Oxfam’s reaction to the attack on an aid convoy in Aleppo
Andy Baker, Oxfam’s lead for the Syria Crisis Response, said: “There is absolutely no excuse for the shocking attack yesterday on an aid convoy in rural Aleppo. The aid workers on the convoy were delivering much needed help to thousands of people and Oxfam is appalled and outraged that many of them lost their lives doing so.
“This convoy had been waiting for a green light from warring parties since the ceasefire agreed by the US and Russia came into effect days ago. Everyone knew its movements. The attack should be investigated immediately and those responsible should be held to account. Attacks on aid workers are crimes under international law.

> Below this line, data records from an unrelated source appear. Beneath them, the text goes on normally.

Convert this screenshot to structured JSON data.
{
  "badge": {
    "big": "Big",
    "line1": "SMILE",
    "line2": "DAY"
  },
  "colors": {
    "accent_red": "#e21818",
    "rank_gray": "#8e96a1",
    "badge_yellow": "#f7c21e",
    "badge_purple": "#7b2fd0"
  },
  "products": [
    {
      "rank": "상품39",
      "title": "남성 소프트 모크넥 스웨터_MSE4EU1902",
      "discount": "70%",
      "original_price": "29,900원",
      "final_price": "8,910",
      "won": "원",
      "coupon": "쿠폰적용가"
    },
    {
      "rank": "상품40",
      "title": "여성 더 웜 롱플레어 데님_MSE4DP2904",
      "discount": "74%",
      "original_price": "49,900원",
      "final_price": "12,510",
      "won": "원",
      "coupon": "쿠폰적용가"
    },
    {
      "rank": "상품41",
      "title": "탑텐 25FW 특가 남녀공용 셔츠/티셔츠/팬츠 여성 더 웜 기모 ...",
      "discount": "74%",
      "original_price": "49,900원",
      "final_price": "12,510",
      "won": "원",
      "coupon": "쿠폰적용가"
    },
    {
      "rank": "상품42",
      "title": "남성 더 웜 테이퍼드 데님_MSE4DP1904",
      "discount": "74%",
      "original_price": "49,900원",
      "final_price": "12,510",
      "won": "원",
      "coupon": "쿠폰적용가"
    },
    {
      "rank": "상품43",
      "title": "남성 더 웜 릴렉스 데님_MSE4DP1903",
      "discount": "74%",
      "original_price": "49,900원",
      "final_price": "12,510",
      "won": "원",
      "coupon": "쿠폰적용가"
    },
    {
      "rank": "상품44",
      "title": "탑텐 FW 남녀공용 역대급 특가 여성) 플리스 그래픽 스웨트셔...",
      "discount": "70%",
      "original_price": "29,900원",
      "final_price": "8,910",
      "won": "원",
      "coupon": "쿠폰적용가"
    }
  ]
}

“With the Syrian military announcing the ceasefire over and an escalation in violence across the country, there is the real risk that Syria will fall even further into the abyss. Russia and the US must immediately rein in their allies on the ground, provide effective guarantees for aid workers to deliver assistance in safety and demand accountability for this attack.
Now that the UN has announced the suspension of all aid convoys, hundreds of thousands of Syrians in desperate need of help are forced to sit and wait. This situation is intolerable. World powers meeting today in New York need to act without any further delay and guarantee access to all civilians in need.”
Oxfam’s humanitarian response:
The UN has approved the inclusion of 9,000 mini hygiene kits on the September convoy waiting to move from Damascus into Aleppo. These are small to save room and include shampoo, washing powder, feminine hygiene products, etc. It is pending the approval of the government of Syria.
Another 5,000 similar kits are planned for the October convoy.
Geneset: The Suleiman Halabi water station was without grid power for 41 days. It came back on September 16th. During that time, the Oxfam generator was functioning with fuel delivered by Unicef to pump water to nearly 2 million people across conflict lines.